The report also warned that the conflict increases the risk of a more "permanent fragmentation" of the world economy into geopolitical blocks with distinct technology standards, cross-border payment systems and reserve currencies.
"Such a 'tectonic shift' would cause long-run efficiency losses, increase volatility and represent a major challenge to the rules-based framework that has governed international and economic relations for the last 75 years," Gourinchas said.
In response to a question from Xinhua, the IMF chief economist said at the press conference that the multilateral organization thinks fragmentation "is more of a longer run risk than a short run risk."
"We are not anticipating that there will be immediately severe dislocation, but you could see countries sort of de-globalizing or reverting and undoing some of the gains from trade integration," Gourinchas said. "And that's certainly a source of worry for us."

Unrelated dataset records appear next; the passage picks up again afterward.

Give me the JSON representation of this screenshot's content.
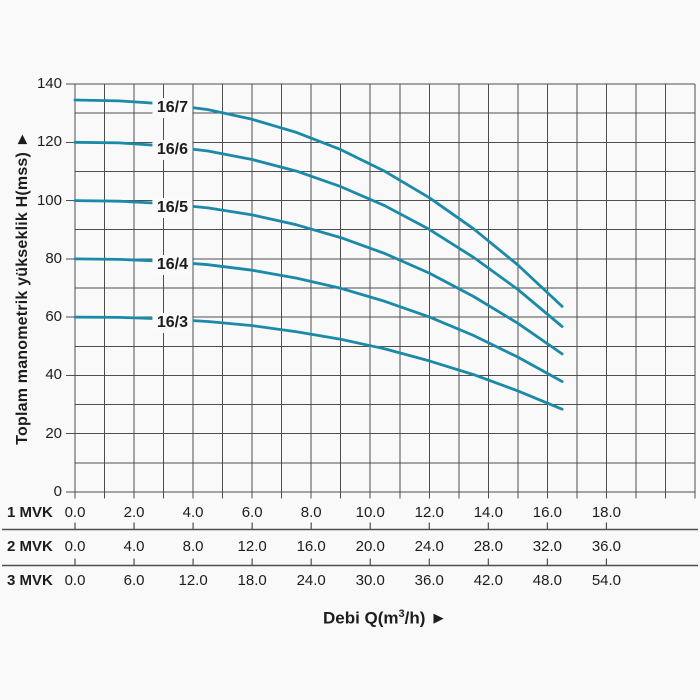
{
  "y_axis": {
    "title": "Toplam manometrik yükseklik H(mss) ►",
    "tick_labels": [
      "0",
      "20",
      "40",
      "60",
      "80",
      "100",
      "120",
      "140"
    ]
  },
  "x_axis": {
    "label_prefix": "Debi Q(m",
    "label_sup": "3",
    "label_suffix": "/h) ►"
  },
  "colors": {
    "curve": "#1b8aa8",
    "grid": "#4e4e4e",
    "text": "#1d1d1d",
    "background": "#f9f9f9"
  },
  "chart_data": {
    "type": "line",
    "title": "",
    "xlabel": "Debi Q(m3/h)",
    "ylabel": "Toplam manometrik yükseklik H(mss)",
    "grid": "on",
    "ylim": [
      0,
      140
    ],
    "y_gridline_step": 10,
    "y_label_step": 20,
    "x_grid_range": [
      0,
      21
    ],
    "x_gridline_step": 1,
    "x_major_tick_values": [
      0,
      2,
      4,
      6,
      8,
      10,
      12,
      14,
      16,
      18
    ],
    "legend_position": "labels-on-curves",
    "series": [
      {
        "name": "16/7",
        "label_q": 3.3,
        "label_h": 131.8,
        "points": [
          [
            0,
            134.5
          ],
          [
            1.5,
            134.2
          ],
          [
            3,
            133.2
          ],
          [
            4.5,
            131.2
          ],
          [
            6,
            127.9
          ],
          [
            7.5,
            123.4
          ],
          [
            9,
            117.5
          ],
          [
            10.5,
            110.0
          ],
          [
            12,
            101.0
          ],
          [
            13.5,
            90.3
          ],
          [
            15,
            77.9
          ],
          [
            16.5,
            63.7
          ]
        ]
      },
      {
        "name": "16/6",
        "label_q": 3.3,
        "label_h": 117.4,
        "points": [
          [
            0,
            120.0
          ],
          [
            1.5,
            119.8
          ],
          [
            3,
            118.8
          ],
          [
            4.5,
            117.0
          ],
          [
            6,
            114.1
          ],
          [
            7.5,
            110.1
          ],
          [
            9,
            104.8
          ],
          [
            10.5,
            98.2
          ],
          [
            12,
            90.1
          ],
          [
            13.5,
            80.5
          ],
          [
            15,
            69.5
          ],
          [
            16.5,
            56.8
          ]
        ]
      },
      {
        "name": "16/5",
        "label_q": 3.3,
        "label_h": 97.6,
        "points": [
          [
            0,
            100.0
          ],
          [
            1.5,
            99.8
          ],
          [
            3,
            99.0
          ],
          [
            4.5,
            97.5
          ],
          [
            6,
            95.1
          ],
          [
            7.5,
            91.7
          ],
          [
            9,
            87.3
          ],
          [
            10.5,
            81.8
          ],
          [
            12,
            75.1
          ],
          [
            13.5,
            67.1
          ],
          [
            15,
            57.9
          ],
          [
            16.5,
            47.4
          ]
        ]
      },
      {
        "name": "16/4",
        "label_q": 3.3,
        "label_h": 77.8,
        "points": [
          [
            0,
            80.0
          ],
          [
            1.5,
            79.8
          ],
          [
            3,
            79.2
          ],
          [
            4.5,
            78.0
          ],
          [
            6,
            76.1
          ],
          [
            7.5,
            73.4
          ],
          [
            9,
            69.9
          ],
          [
            10.5,
            65.4
          ],
          [
            12,
            60.1
          ],
          [
            13.5,
            53.7
          ],
          [
            15,
            46.3
          ],
          [
            16.5,
            37.9
          ]
        ]
      },
      {
        "name": "16/3",
        "label_q": 3.3,
        "label_h": 58.1,
        "points": [
          [
            0,
            60.0
          ],
          [
            1.5,
            59.9
          ],
          [
            3,
            59.4
          ],
          [
            4.5,
            58.5
          ],
          [
            6,
            57.1
          ],
          [
            7.5,
            55.0
          ],
          [
            9,
            52.4
          ],
          [
            10.5,
            49.1
          ],
          [
            12,
            45.0
          ],
          [
            13.5,
            40.3
          ],
          [
            15,
            34.7
          ],
          [
            16.5,
            28.4
          ]
        ]
      }
    ],
    "x_axis_rows": [
      {
        "label": "1 MVK",
        "values": [
          "0.0",
          "2.0",
          "4.0",
          "6.0",
          "8.0",
          "10.0",
          "12.0",
          "14.0",
          "16.0",
          "18.0"
        ]
      },
      {
        "label": "2 MVK",
        "values": [
          "0.0",
          "4.0",
          "8.0",
          "12.0",
          "16.0",
          "20.0",
          "24.0",
          "28.0",
          "32.0",
          "36.0"
        ]
      },
      {
        "label": "3 MVK",
        "values": [
          "0.0",
          "6.0",
          "12.0",
          "18.0",
          "24.0",
          "30.0",
          "36.0",
          "42.0",
          "48.0",
          "54.0"
        ]
      }
    ]
  }
}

The IMF urged central banks to adjust their policies decisively to ensure that medium- and long-term inflation expectations remain anchored, noting that clear communication and forward guidance on the outlook for monetary policy will be "essential" to minimize the risk of disruptive adjustments.
Several economies will need to consolidate their fiscal balances, the report noted, adding that this should not impede governments from providing well-targeted support for vulnerable populations, especially in light of high energy and food prices.
"Embedding such efforts in a medium-term framework with a clear, credible path for stabilizing public debt can help create room to deliver the needed support," according to the report.
Gourinchas also argued that even as policymakers focus on cushioning the impact of the war and the pandemic, other goals will require their attention, noting that the most immediate priority is to end the war.
He also urged countries to close the gap between stated ambitions and policy actions on fighting climate change, secure equitable worldwide access to the full complement of COVID-19 tools to contain the virus, as well as ensure that the global financial safety net operates effectively.
"The many challenges we face call for commensurate and concerted policy actions at the national and multilateral levels to prevent even worse outcomes and improve economic prospects for all," he added.